Parmak izi ile şifreleme sağlayan Touch ID bu modellerde de aynen kullanılmış ve Apple’ın bu hamlesi diğer firmaları da etkilemiş görünüyor.

iPhone kullanıcılarının en büyük dertlerinden olan şarj konusu da iyileştirmelerle aktif kullanımda günü çıkarabilecek duruma getirilmiş. iPhone 5s'teki batarya ile bekleme süresi 10 güne kadarken(250 saat) iPhone 6+’da bu süre 16 güne kadar (384 saat) çekilmiş.

Diğer modellerden farklı olarak 6 serisinde barometre de kullanan Apple bu sayede kullanıcıya daha detaylı bilgi sunmayı amaçlıyor. Şöyle ki, spor yaparken kullandığınız uygulama katettiğiniz mesafeyi koşarak mı yoksa bisikletle mi gittiğinizi barometre sayesinde ayırt edebiliyor.

Apple Pay ise Apple’ın NFC’yi yaygınlaştırmak amacıyla attığı çok önemli bir adım. Aslında zaten şu anki telefonlarda var olan NFC özelliği, Apple’ın başta VISA, MasterCard ve American Express ve bunun gibi büyük şirketlerle yaptığı anlaşma sayesinde NFC artık Apple kullanıcılarının hayatına büyük kolaylık sağlayacak. Kredi kartının çıkması ile nakit para taşımanın seyrekleşmesini, Apple Pay ile kredi kartı taşımanın belki de yok olması izleyecek. Nike, McDonalds, Disneyland, Foot Locker, Subway, Starbucks , Levis anlaşmayı imzayalan yüzlerce firmadan sadece bir kaçı. Artık bu mağazalarda Apple Pay pratikleştirilmiş ödeme seçenekler bulunacak. Bir nevi eski sistemdeki KGS ile OGS arasındaki fark diyebiliriz. Üstelik daha güvenli.

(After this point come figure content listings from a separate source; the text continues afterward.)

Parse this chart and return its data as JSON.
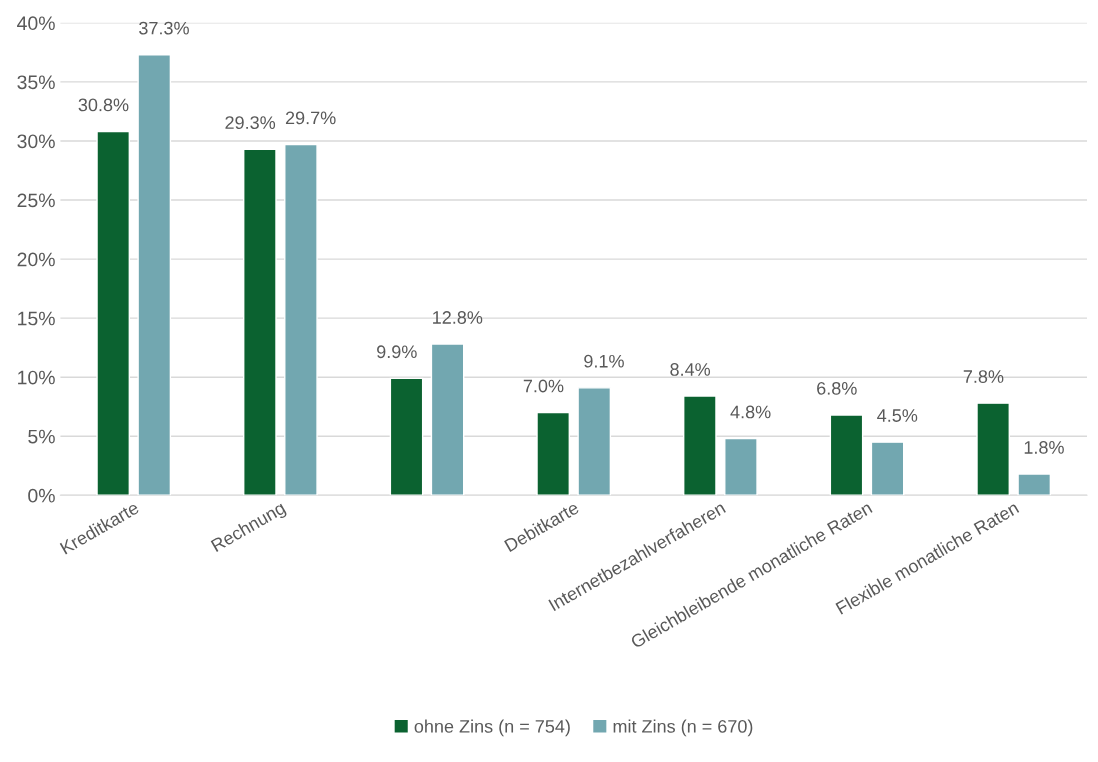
{
  "chart_data": {
    "type": "bar",
    "categories": [
      "Kreditkarte",
      "Rechnung",
      null,
      "Debitkarte",
      "Internetbezahlverfaheren",
      "Gleichbleibende monatliche Raten",
      "Flexible monatliche Raten"
    ],
    "series": [
      {
        "name": "ohne Zins (n = 754)",
        "color": "#0b6230",
        "values": [
          30.8,
          29.3,
          9.9,
          7.0,
          8.4,
          6.8,
          7.8
        ],
        "value_labels": [
          "30.8%",
          "29.3%",
          "9.9%",
          "7.0%",
          "8.4%",
          "6.8%",
          "7.8%"
        ]
      },
      {
        "name": "mit Zins (n = 670)",
        "color": "#72a7b0",
        "values": [
          37.3,
          29.7,
          12.8,
          9.1,
          4.8,
          4.5,
          1.8
        ],
        "value_labels": [
          "37.3%",
          "29.7%",
          "12.8%",
          "9.1%",
          "4.8%",
          "4.5%",
          "1.8%"
        ]
      }
    ],
    "ylim": [
      0,
      40
    ],
    "yticks": [
      {
        "value": 0,
        "label": "0%"
      },
      {
        "value": 5,
        "label": "5%"
      },
      {
        "value": 10,
        "label": "10%"
      },
      {
        "value": 15,
        "label": "15%"
      },
      {
        "value": 20,
        "label": "20%"
      },
      {
        "value": 25,
        "label": "25%"
      },
      {
        "value": 30,
        "label": "30%"
      },
      {
        "value": 35,
        "label": "35%"
      },
      {
        "value": 40,
        "label": "40%"
      }
    ],
    "grid": "y",
    "legend": "bottom"
  }
}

iPhone 6 almak için bir diğer sebep ise iWatch ile arasındaki senkronizasyon. Çağrılarınızı yanıtlayabildiğiniz, mesajlarınızı telefonu cebinizden çıkarmadan okuyabileceğiniz, maillerinizi okuyabileceğiniz, antrenmanda kaç kalori yaktığınız öğrenebileceğiniz, arkadaşınızın iWatch’una ona özel titreşim göndererek onu düşündüğünüzü gösterebileceğiniz, kalp ritminizi ölçebileceğiniz, borsa, hava durumu takibi yapabileceğiniz hatta saati dahi öğrenebileceğiniz bir cihaz iWatch. Apple iWatch ile birlikte artık iyice kendi ekosistemini oturttu. Bu yüzden bir Apple ürünü alan devamını bir şekilde getiriyor denebilir.

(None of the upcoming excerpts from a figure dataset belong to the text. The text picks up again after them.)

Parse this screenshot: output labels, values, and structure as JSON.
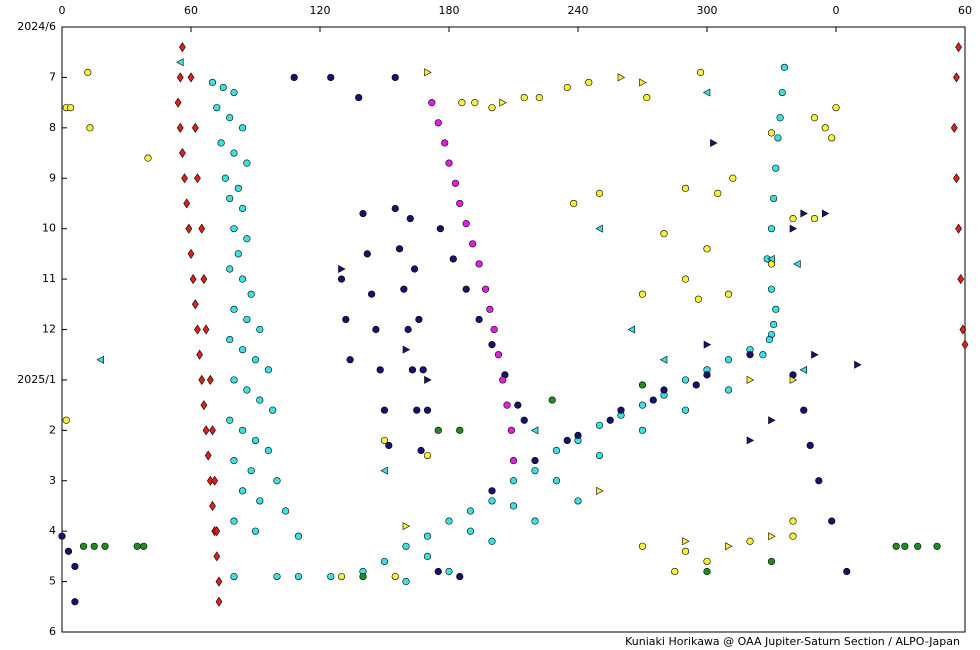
{
  "chart_data": {
    "type": "scatter",
    "credit": "Kuniaki Horikawa @ OAA Jupiter-Saturn Section / ALPO-Japan",
    "xlim": [
      0,
      420
    ],
    "xticks": [
      0,
      60,
      120,
      180,
      240,
      300,
      {
        "value": 360,
        "label": "0"
      },
      {
        "value": 420,
        "label": "60"
      }
    ],
    "ylim": [
      0,
      12
    ],
    "y_inverted": true,
    "yticks": [
      {
        "value": 0,
        "label": "2024/6"
      },
      {
        "value": 1,
        "label": "7"
      },
      {
        "value": 2,
        "label": "8"
      },
      {
        "value": 3,
        "label": "9"
      },
      {
        "value": 4,
        "label": "10"
      },
      {
        "value": 5,
        "label": "11"
      },
      {
        "value": 6,
        "label": "12"
      },
      {
        "value": 7,
        "label": "2025/1"
      },
      {
        "value": 8,
        "label": "2"
      },
      {
        "value": 9,
        "label": "3"
      },
      {
        "value": 10,
        "label": "4"
      },
      {
        "value": 11,
        "label": "5"
      },
      {
        "value": 12,
        "label": "6"
      }
    ],
    "series": [
      {
        "color": "#e0201a",
        "marker": "diamond",
        "x": [
          56,
          55,
          54,
          55,
          56,
          57,
          58,
          59,
          60,
          61,
          62,
          63,
          64,
          65,
          66,
          67,
          68,
          69,
          70,
          71,
          72,
          73,
          73,
          60,
          62,
          63,
          65,
          66,
          67,
          69,
          70,
          71,
          72,
          417,
          416,
          415,
          416,
          417,
          418,
          419,
          420
        ],
        "values": [
          0.4,
          1,
          1.5,
          2,
          2.5,
          3,
          3.5,
          4,
          4.5,
          5,
          5.5,
          6,
          6.5,
          7,
          7.5,
          8,
          8.5,
          9,
          9.5,
          10,
          10.5,
          11,
          11.4,
          1,
          2,
          3,
          4,
          5,
          6,
          7,
          8,
          9,
          10,
          0.4,
          1,
          2,
          3,
          4,
          5,
          6,
          6.3
        ]
      },
      {
        "color": "#3ce0e0",
        "marker": "circle",
        "x": [
          70,
          75,
          80,
          72,
          78,
          84,
          74,
          80,
          86,
          76,
          82,
          78,
          84,
          80,
          86,
          82,
          78,
          84,
          88,
          80,
          86,
          92,
          78,
          84,
          90,
          96,
          80,
          86,
          92,
          98,
          78,
          84,
          90,
          96,
          80,
          88,
          100,
          84,
          92,
          104,
          80,
          90,
          110,
          100,
          110,
          125,
          80,
          150,
          160,
          170,
          180,
          190,
          200,
          210,
          220,
          230,
          240,
          250,
          260,
          270,
          280,
          290,
          300,
          310,
          320,
          330,
          170,
          190,
          210,
          230,
          250,
          270,
          290,
          310,
          200,
          220,
          240,
          180,
          160,
          140,
          336,
          335,
          334,
          333,
          332,
          331,
          330,
          328,
          330,
          332,
          331,
          329,
          326
        ],
        "values": [
          1.1,
          1.2,
          1.3,
          1.6,
          1.8,
          2,
          2.3,
          2.5,
          2.7,
          3,
          3.2,
          3.4,
          3.6,
          4,
          4.2,
          4.5,
          4.8,
          5,
          5.3,
          5.6,
          5.8,
          6,
          6.2,
          6.4,
          6.6,
          6.8,
          7,
          7.2,
          7.4,
          7.6,
          7.8,
          8,
          8.2,
          8.4,
          8.6,
          8.8,
          9,
          9.2,
          9.4,
          9.6,
          9.8,
          10,
          10.1,
          10.9,
          10.9,
          10.9,
          10.9,
          10.6,
          10.3,
          10.1,
          9.8,
          9.6,
          9.4,
          9,
          8.8,
          8.4,
          8.2,
          7.9,
          7.7,
          7.5,
          7.3,
          7,
          6.8,
          6.6,
          6.4,
          6.1,
          10.5,
          10,
          9.5,
          9,
          8.5,
          8,
          7.6,
          7.2,
          10.2,
          9.8,
          9.4,
          10.8,
          11,
          10.8,
          0.8,
          1.3,
          1.8,
          2.2,
          2.8,
          3.4,
          4,
          4.6,
          5.2,
          5.6,
          5.9,
          6.2,
          6.5
        ]
      },
      {
        "color": "#14146e",
        "marker": "circle",
        "x": [
          140,
          142,
          144,
          146,
          148,
          150,
          152,
          155,
          157,
          159,
          161,
          163,
          165,
          167,
          162,
          164,
          166,
          168,
          170,
          130,
          132,
          134,
          176,
          182,
          188,
          194,
          200,
          206,
          212,
          200,
          220,
          240,
          260,
          280,
          300,
          320,
          215,
          235,
          255,
          275,
          295,
          340,
          345,
          348,
          352,
          358,
          365,
          0,
          3,
          6,
          6,
          108,
          125,
          138,
          155,
          175,
          185
        ],
        "values": [
          3.7,
          4.5,
          5.3,
          6,
          6.8,
          7.6,
          8.3,
          3.6,
          4.4,
          5.2,
          6,
          6.8,
          7.6,
          8.4,
          3.8,
          4.8,
          5.8,
          6.8,
          7.6,
          5,
          5.8,
          6.6,
          4,
          4.6,
          5.2,
          5.8,
          6.3,
          6.9,
          7.5,
          9.2,
          8.6,
          8.1,
          7.6,
          7.2,
          6.9,
          6.5,
          7.8,
          8.2,
          7.8,
          7.4,
          7.1,
          6.9,
          7.6,
          8.3,
          9,
          9.8,
          10.8,
          10.1,
          10.4,
          10.7,
          11.4,
          1,
          1,
          1.4,
          1,
          10.8,
          10.9
        ]
      },
      {
        "color": "#e020e0",
        "marker": "circle",
        "x": [
          172,
          175,
          178,
          180,
          183,
          185,
          188,
          191,
          194,
          197,
          199,
          201,
          203,
          205,
          207,
          209,
          210
        ],
        "values": [
          1.5,
          1.9,
          2.3,
          2.7,
          3.1,
          3.5,
          3.9,
          4.3,
          4.7,
          5.2,
          5.6,
          6,
          6.5,
          7,
          7.5,
          8,
          8.6
        ]
      },
      {
        "color": "#f5f03c",
        "marker": "circle",
        "x": [
          2,
          4,
          12,
          13,
          40,
          186,
          192,
          200,
          215,
          222,
          235,
          245,
          238,
          250,
          290,
          305,
          312,
          272,
          297,
          350,
          355,
          358,
          330,
          300,
          280,
          270,
          290,
          296,
          310,
          330,
          340,
          350,
          360,
          2,
          340,
          270,
          290,
          300,
          320,
          340,
          285,
          155,
          130,
          150,
          170
        ],
        "values": [
          1.6,
          1.6,
          0.9,
          2,
          2.6,
          1.5,
          1.5,
          1.6,
          1.4,
          1.4,
          1.2,
          1.1,
          3.5,
          3.3,
          3.2,
          3.3,
          3,
          1.4,
          0.9,
          1.8,
          2,
          2.2,
          2.1,
          4.4,
          4.1,
          5.3,
          5,
          5.4,
          5.3,
          4.7,
          3.8,
          3.8,
          1.6,
          7.8,
          9.8,
          10.3,
          10.4,
          10.6,
          10.2,
          10.1,
          10.8,
          10.9,
          10.9,
          8.2,
          8.5
        ]
      },
      {
        "color": "#1e8c1e",
        "marker": "circle",
        "x": [
          10,
          15,
          20,
          35,
          38,
          388,
          392,
          398,
          407,
          228,
          270,
          175,
          185,
          140,
          300,
          330
        ],
        "values": [
          10.3,
          10.3,
          10.3,
          10.3,
          10.3,
          10.3,
          10.3,
          10.3,
          10.3,
          7.4,
          7.1,
          8,
          8,
          10.9,
          10.8,
          10.6
        ]
      },
      {
        "color": "#14146e",
        "marker": "triangle-right",
        "x": [
          300,
          320,
          330,
          340,
          345,
          355,
          303,
          130,
          160,
          170,
          350,
          370
        ],
        "values": [
          6.3,
          8.2,
          7.8,
          4,
          3.7,
          3.7,
          2.3,
          4.8,
          6.4,
          7,
          6.5,
          6.7
        ]
      },
      {
        "color": "#3ce0e0",
        "marker": "triangle-left",
        "x": [
          55,
          250,
          265,
          280,
          330,
          342,
          18,
          220,
          345,
          150,
          300
        ],
        "values": [
          0.7,
          4,
          6,
          6.6,
          4.6,
          4.7,
          6.6,
          8,
          6.8,
          8.8,
          1.3
        ]
      },
      {
        "color": "#f5f03c",
        "marker": "triangle-right",
        "x": [
          170,
          205,
          260,
          270,
          320,
          340,
          290,
          310,
          330,
          250,
          160
        ],
        "values": [
          0.9,
          1.5,
          1,
          1.1,
          7,
          7,
          10.2,
          10.3,
          10.1,
          9.2,
          9.9
        ]
      }
    ]
  }
}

Özetle getirdiği yenilikler, kullanım kolaylığı ve tasarımının zarifliği ile iPhone 6 serisinin daha çok satacağını söyleyebiliriz. Her Apple modeline karşı en az 3 model ile cevap veren firmalar ise şimdilik Apple’ın iPhone’ları ilk çıkardığı gün ulaştığı satış rekoruna henüz kendi çıkış günlerinde yaklaşabilmiş değiller. Tabi bunda marka prestijin de etkili olduğunu yok sayamayız. Bakalım Apple’ın bir sonraki hamlesi ne olacak.